Maximiliano afirmou que entendia a preocupação de conselheiros sobre a posição do governo. Informou que a única posição do governo hoje é que existe uma questão institucional para se posicionar. Em termos de posição sobre a consulta pública, apresentou as premissas da consulta pública já colocadas anteriormente e que nortearam o trabalho do MCTIC. As premissas que nortearão o trabalho do MCTIC serão aquelas, reiterou. Outro aspecto, continuou, é que é desconfortável ter uma resolução por questões de técnica jurídica e regimento. No momento em que se tem uma resolução, os membros do governo participaram. Disse que a ideia mencionada de fazer uma comunicação parecia interessante. Observou que se estava muito próximo de consenso dos três setores e na comunicação os membros de governo fazem sua ressalva.

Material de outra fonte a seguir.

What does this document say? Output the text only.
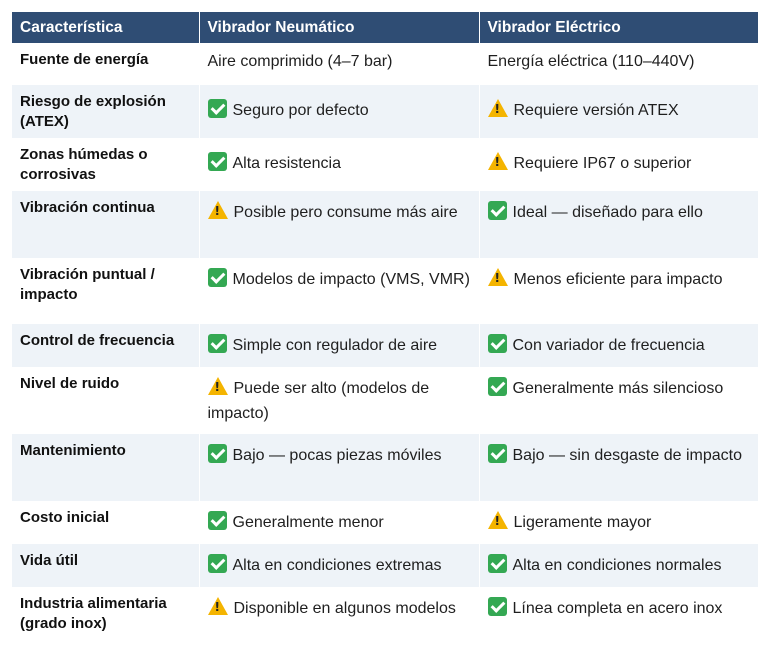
Característica	Vibrador Neumático	Vibrador Eléctrico
Fuente de energía	Aire comprimido (4–7 bar)	Energía eléctrica (110–440V)
Riesgo de explosión (ATEX)	Seguro por defecto	!Requiere versión ATEX
Zonas húmedas o corrosivas	Alta resistencia	!Requiere IP67 o superior
Vibración continua	!Posible pero consume más aire	Ideal — diseñado para ello
Vibración puntual / impacto	Modelos de impacto (VMS, VMR)	!Menos eficiente para impacto
Control de frecuencia	Simple con regulador de aire	Con variador de frecuencia
Nivel de ruido	!Puede ser alto (modelos de impacto)	Generalmente más silencioso
Mantenimiento	Bajo — pocas piezas móviles	Bajo — sin desgaste de impacto
Costo inicial	Generalmente menor	!Ligeramente mayor
Vida útil	Alta en condiciones extremas	Alta en condiciones normales
Industria alimentaria (grado inox)	!Disponible en algunos modelos	Línea completa en acero inox
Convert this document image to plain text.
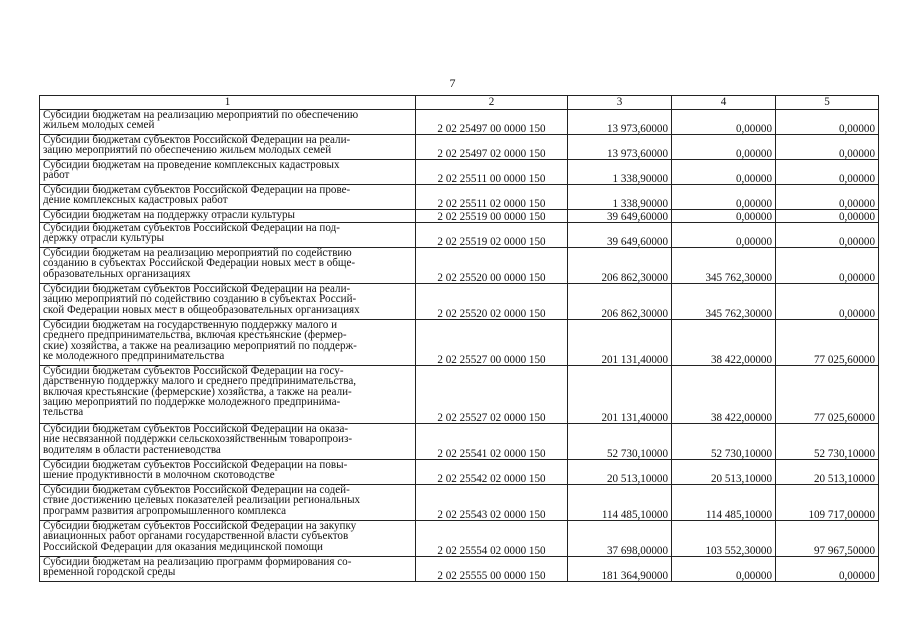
7
1	2	3	4	5

Субсидии бюджетам на реализацию мероприятий по обеспечению
жильем молодых семей	2 02 25497 00 0000 150	13 973,60000	0,00000	0,00000

Субсидии бюджетам субъектов Российской Федерации на реали-
зацию мероприятий по обеспечению жильем молодых семей	2 02 25497 02 0000 150	13 973,60000	0,00000	0,00000

Субсидии бюджетам на проведение комплексных кадастровых
работ	2 02 25511 00 0000 150	1 338,90000	0,00000	0,00000

Субсидии бюджетам субъектов Российской Федерации на прове-
дение комплексных кадастровых работ	2 02 25511 02 0000 150	1 338,90000	0,00000	0,00000

Субсидии бюджетам на поддержку отрасли культуры	2 02 25519 00 0000 150	39 649,60000	0,00000	0,00000

Субсидии бюджетам субъектов Российской Федерации на под-
держку отрасли культуры	2 02 25519 02 0000 150	39 649,60000	0,00000	0,00000

Субсидии бюджетам на реализацию мероприятий по содействию
созданию в субъектах Российской Федерации новых мест в обще-
образовательных организациях	2 02 25520 00 0000 150	206 862,30000	345 762,30000	0,00000

Субсидии бюджетам субъектов Российской Федерации на реали-
зацию мероприятий по содействию созданию в субъектах Россий-
ской Федерации новых мест в общеобразовательных организациях	2 02 25520 02 0000 150	206 862,30000	345 762,30000	0,00000

Субсидии бюджетам на государственную поддержку малого и
среднего предпринимательства, включая крестьянские (фермер-
ские) хозяйства, а также на реализацию мероприятий по поддерж-
ке молодежного предпринимательства	2 02 25527 00 0000 150	201 131,40000	38 422,00000	77 025,60000

Субсидии бюджетам субъектов Российской Федерации на госу-
дарственную поддержку малого и среднего предпринимательства,
включая крестьянские (фермерские) хозяйства, а также на реали-
зацию мероприятий по поддержке молодежного предпринима-
тельства	2 02 25527 02 0000 150	201 131,40000	38 422,00000	77 025,60000

Субсидии бюджетам субъектов Российской Федерации на оказа-
ние несвязанной поддержки сельскохозяйственным товаропроиз-
водителям в области растениеводства	2 02 25541 02 0000 150	52 730,10000	52 730,10000	52 730,10000

Субсидии бюджетам субъектов Российской Федерации на повы-
шение продуктивности в молочном скотоводстве	2 02 25542 02 0000 150	20 513,10000	20 513,10000	20 513,10000

Субсидии бюджетам субъектов Российской Федерации на содей-
ствие достижению целевых показателей реализации региональных
программ развития агропромышленного комплекса	2 02 25543 02 0000 150	114 485,10000	114 485,10000	109 717,00000

Субсидии бюджетам субъектов Российской Федерации на закупку
авиационных работ органами государственной власти субъектов
Российской Федерации для оказания медицинской помощи	2 02 25554 02 0000 150	37 698,00000	103 552,30000	97 967,50000

Субсидии бюджетам на реализацию программ формирования со-
временной городской среды	2 02 25555 00 0000 150	181 364,90000	0,00000	0,00000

Flávia Lefèvre sugeriu que fosse encaminhada uma comunicação ao MCTIC indicando pontos de consenso e o único ponto de dissenso entre setor empresarial e terceiro setor e comunidade científica e tecnológica.

Maximiliano disse que o documento poderia ser encaminhado como os setores se sentissem mais confortáveis.

Eduardo Parajo concordou com encaminhamento de Flávia, se não conseguirem chegar a um acordo até o final da reunião sobre o ‘equal footing’, caso contrário faz-se um destaque indicando que a comunidade científica e terceiro setor defendem determinado ponto, mas não houve consenso. Parajo questionou se a comunidade científica e tecnológica e o terceiro setor aceitariam acompanhar o documento do setor empresarial. Esse documento constará como uma contribuição adicional dos três setores do CGI.br. Insistiu para os que pudessem ficar na reunião para tentar resolver esse ponto.

Glaser observou que a contribuição a ser encaminhada ao MCTIC deveria ter anexado o relatório produzido pela Assessoria.

Os conselheiros concordaram. Como encaminhamento definiu-se que a documentação completa seria enviada ao Ministério, incluindo a proposta de consenso com relatório final anexado.

Thiago Tavares sugeriu que o relatório da consulta fosse disponibilizado no site do CGI.br.

Marcos Dantas reiterou que o assunto mais importante da ordem do dia era a discussão sobre a consulta pública, mas naquele momento da reunião, chegando ao final, o pleno estava vazio, sendo que era um ponto que deveria ter sido privilegiado. Reafirmou o ponto que tem sido defendido pela comunidade científica e tecnológica e terceiro setor com relação à paridade. Sublinhou que considera uma evolução para o CGI.br ser efetivamente multissetorial. A questão da paridade parece um princípio inegociável, defendeu. Disse que a linha de recuo, ainda que possa dar um resultado muito complicado, seria que, se houver necessidade de ampliar a participação para outros segmentos que não se sintam representados, se amplie o colégio. Mas defendeu que não se pode abrir mão de que todos os segmentos tenham representação igual.

Eduardo Parajo sugeriu que esse ponto volte a ser discutido no ano que vem, afirmando que as propostas ficam disponibilizadas online.

Marcos Dantas discordou e disse lamentar que não haja consenso sobre isso, preferiria deixar para o governo resolver esse problema. Disse que a questão é se o CGI.br tem um consenso ou não.

Eduardo Parajo afirmou que defendeu em seu documento o ponto sobre equal footing, que foi encaminhado para os demais conselheiros do setor empresarial; não havia, no entanto, consenso por parte de Henrique Faulhaber e Eduardo Levy com relação a essa questão dentro do setor. Sua proposta foi de que se poderia definir que a comunicação informasse que não houve consenso sobre esse ponto.

José Luiz sugeriu simplificação do texto base da comunicação que foi proposto pelo setor governamental.

Flávia Lefèvre sugeriu comunicação com os três documentos individuais anexados, além de um ofício de consenso.

Encaminhamento final: Decidiu-se que seriam enviados três documentos individuais com folha de rosto, além do relatório completo da consulta, com Ofício para o Ministério. Assessoria fará o rascunho de minuta e enviará para Glaser, que encaminhará para Maximiliano.